We’re back to having a Bible visualization this week. (I’m still trying to catch up on last week.) 1 Corinthians 15 is a powerful chapter on the resurrection of Jesus Christ and what that means for us as well. Paul puts it succinctly near the end as he lays out a great contrast. We all face death and are under the power of sin. The law could do nothing to save us from such a fate. Then Paul uses that wonderful, good news-filled, gracious phrase: but God. Or at least in this section, “but thanks be to God.” Death is not the end nor does sin have the power. God, through Jesus Christ, gives us the victory over such things in his death and resurrection.
We’ve already gone through our first week of the third quarter, and with each week we’re distancing ourselves more from that midway point. So I guess we can classify ourselves as over the hill and we’ll just gather momentum from here on out.
We finish out Corinthians and continue into Jeremiah this week, with a brief break from the Psalms.
Before we completely cut ourselves off from last week, here’s a short paragraph I wrote back in school about 2 Corinthians 4, which is a bit of a strange passage about carrying around death in our lives. I share this partly because whenever I can use what I did in school after graduation, I feel like all that money was well spent. I hope my one paragraph is a tiny bit helpful, rather than more confusing. If it is the latter, I’ll use the excuse that I wrote it years ago.
2 Corinthians 4:5-6, 10
For we do not preach ourselves, but Jesus Christ as Lord, and ourselves as your servants for Jesus’ sake. For God, who said, “Let light shine out of darkness,” made his light shine in our hearts to give us the light of the knowledge of the glory of God in the face of Christ.
We always carry around in our body the death of Jesus, so that the life of Jesus may also be revealed in our body.

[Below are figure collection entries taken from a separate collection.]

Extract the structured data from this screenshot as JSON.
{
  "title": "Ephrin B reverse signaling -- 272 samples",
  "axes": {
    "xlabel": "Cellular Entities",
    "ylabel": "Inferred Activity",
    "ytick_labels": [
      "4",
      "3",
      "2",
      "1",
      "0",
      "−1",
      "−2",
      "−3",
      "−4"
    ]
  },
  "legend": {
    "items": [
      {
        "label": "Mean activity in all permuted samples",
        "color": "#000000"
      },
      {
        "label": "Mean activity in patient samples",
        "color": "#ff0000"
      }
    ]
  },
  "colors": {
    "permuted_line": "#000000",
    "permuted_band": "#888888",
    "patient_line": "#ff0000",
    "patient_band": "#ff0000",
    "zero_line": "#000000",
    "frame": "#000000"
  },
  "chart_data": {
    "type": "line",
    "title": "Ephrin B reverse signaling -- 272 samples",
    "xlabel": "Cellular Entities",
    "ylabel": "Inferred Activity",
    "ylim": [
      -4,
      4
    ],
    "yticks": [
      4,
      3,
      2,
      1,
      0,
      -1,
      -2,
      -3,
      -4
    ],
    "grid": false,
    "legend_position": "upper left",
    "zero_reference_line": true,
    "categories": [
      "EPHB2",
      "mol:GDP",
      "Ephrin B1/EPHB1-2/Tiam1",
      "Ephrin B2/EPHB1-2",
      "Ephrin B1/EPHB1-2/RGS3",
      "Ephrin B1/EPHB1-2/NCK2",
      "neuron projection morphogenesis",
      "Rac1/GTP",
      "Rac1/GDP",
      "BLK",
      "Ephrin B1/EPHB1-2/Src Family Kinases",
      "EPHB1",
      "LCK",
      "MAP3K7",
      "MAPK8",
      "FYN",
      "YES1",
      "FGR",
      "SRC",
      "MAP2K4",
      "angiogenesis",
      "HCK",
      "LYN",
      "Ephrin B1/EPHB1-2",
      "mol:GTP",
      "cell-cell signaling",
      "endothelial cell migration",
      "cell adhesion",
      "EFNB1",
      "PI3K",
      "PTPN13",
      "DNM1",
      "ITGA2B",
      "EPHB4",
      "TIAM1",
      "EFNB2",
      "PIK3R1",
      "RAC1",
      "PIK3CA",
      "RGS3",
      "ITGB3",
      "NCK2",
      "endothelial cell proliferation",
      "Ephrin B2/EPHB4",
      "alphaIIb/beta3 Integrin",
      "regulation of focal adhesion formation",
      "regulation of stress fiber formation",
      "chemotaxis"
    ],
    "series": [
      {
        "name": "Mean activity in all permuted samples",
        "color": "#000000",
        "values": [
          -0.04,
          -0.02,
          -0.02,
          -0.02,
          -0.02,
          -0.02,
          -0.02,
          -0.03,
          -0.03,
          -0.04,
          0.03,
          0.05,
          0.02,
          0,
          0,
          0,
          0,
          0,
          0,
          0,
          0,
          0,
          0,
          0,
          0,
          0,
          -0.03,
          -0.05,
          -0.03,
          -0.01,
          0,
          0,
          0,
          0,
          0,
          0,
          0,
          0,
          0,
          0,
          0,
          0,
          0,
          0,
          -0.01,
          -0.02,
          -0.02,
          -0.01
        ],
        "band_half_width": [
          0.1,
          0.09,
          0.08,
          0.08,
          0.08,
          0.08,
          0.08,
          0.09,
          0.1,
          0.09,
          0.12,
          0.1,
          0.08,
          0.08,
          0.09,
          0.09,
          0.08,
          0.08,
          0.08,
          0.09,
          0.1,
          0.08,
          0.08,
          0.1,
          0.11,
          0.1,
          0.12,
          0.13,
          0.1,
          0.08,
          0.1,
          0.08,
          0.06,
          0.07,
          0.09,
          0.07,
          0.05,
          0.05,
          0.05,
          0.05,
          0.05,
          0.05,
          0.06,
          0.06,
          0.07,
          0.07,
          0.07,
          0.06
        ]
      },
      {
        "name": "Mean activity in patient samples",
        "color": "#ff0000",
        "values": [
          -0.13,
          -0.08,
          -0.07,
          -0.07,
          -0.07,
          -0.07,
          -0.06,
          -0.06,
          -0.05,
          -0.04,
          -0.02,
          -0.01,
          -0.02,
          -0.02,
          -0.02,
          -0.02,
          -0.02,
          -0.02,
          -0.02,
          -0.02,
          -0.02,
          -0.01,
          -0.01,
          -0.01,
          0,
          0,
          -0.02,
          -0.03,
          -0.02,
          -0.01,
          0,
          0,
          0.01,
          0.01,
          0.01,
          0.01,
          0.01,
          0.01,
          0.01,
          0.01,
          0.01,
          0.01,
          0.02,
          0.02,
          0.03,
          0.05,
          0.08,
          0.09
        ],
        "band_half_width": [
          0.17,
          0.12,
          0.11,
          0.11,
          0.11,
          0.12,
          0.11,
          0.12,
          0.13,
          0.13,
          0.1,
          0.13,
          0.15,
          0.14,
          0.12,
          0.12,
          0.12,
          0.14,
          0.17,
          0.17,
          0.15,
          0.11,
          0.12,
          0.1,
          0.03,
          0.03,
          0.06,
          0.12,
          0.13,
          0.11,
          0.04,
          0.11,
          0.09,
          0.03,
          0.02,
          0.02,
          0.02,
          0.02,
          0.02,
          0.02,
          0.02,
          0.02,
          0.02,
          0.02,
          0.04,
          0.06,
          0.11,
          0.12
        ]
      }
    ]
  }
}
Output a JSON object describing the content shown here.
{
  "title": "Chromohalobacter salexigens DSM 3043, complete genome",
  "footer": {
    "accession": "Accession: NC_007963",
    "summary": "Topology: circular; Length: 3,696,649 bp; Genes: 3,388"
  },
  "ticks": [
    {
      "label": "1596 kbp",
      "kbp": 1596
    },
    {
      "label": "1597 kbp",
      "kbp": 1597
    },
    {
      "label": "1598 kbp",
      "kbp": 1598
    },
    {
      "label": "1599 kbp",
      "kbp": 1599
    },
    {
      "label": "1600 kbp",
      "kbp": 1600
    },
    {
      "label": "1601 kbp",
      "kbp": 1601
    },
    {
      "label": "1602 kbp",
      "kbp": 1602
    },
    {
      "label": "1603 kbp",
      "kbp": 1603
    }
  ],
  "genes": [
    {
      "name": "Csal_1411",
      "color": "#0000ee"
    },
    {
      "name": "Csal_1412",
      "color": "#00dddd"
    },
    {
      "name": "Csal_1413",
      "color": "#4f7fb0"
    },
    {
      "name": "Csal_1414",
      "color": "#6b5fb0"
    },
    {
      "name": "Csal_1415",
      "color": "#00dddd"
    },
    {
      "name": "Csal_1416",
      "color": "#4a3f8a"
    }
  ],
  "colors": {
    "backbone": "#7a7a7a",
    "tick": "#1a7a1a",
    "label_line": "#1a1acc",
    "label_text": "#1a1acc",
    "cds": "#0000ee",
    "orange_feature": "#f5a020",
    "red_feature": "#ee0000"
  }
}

The Church is not as some would see it as a holy body, a diamond amongst the rest of the rough world. It is not the pinnacle of humanity, instead from it is the best of human possibility. It is to be the pulpit from which the living Word of God is proclaimed. It is both pit and pinnacle; pit because it is human, pinnacle because it is a place of recognition of our guilt and of God’s mercy. The Church carries death, so that Christ’s life may be revealed.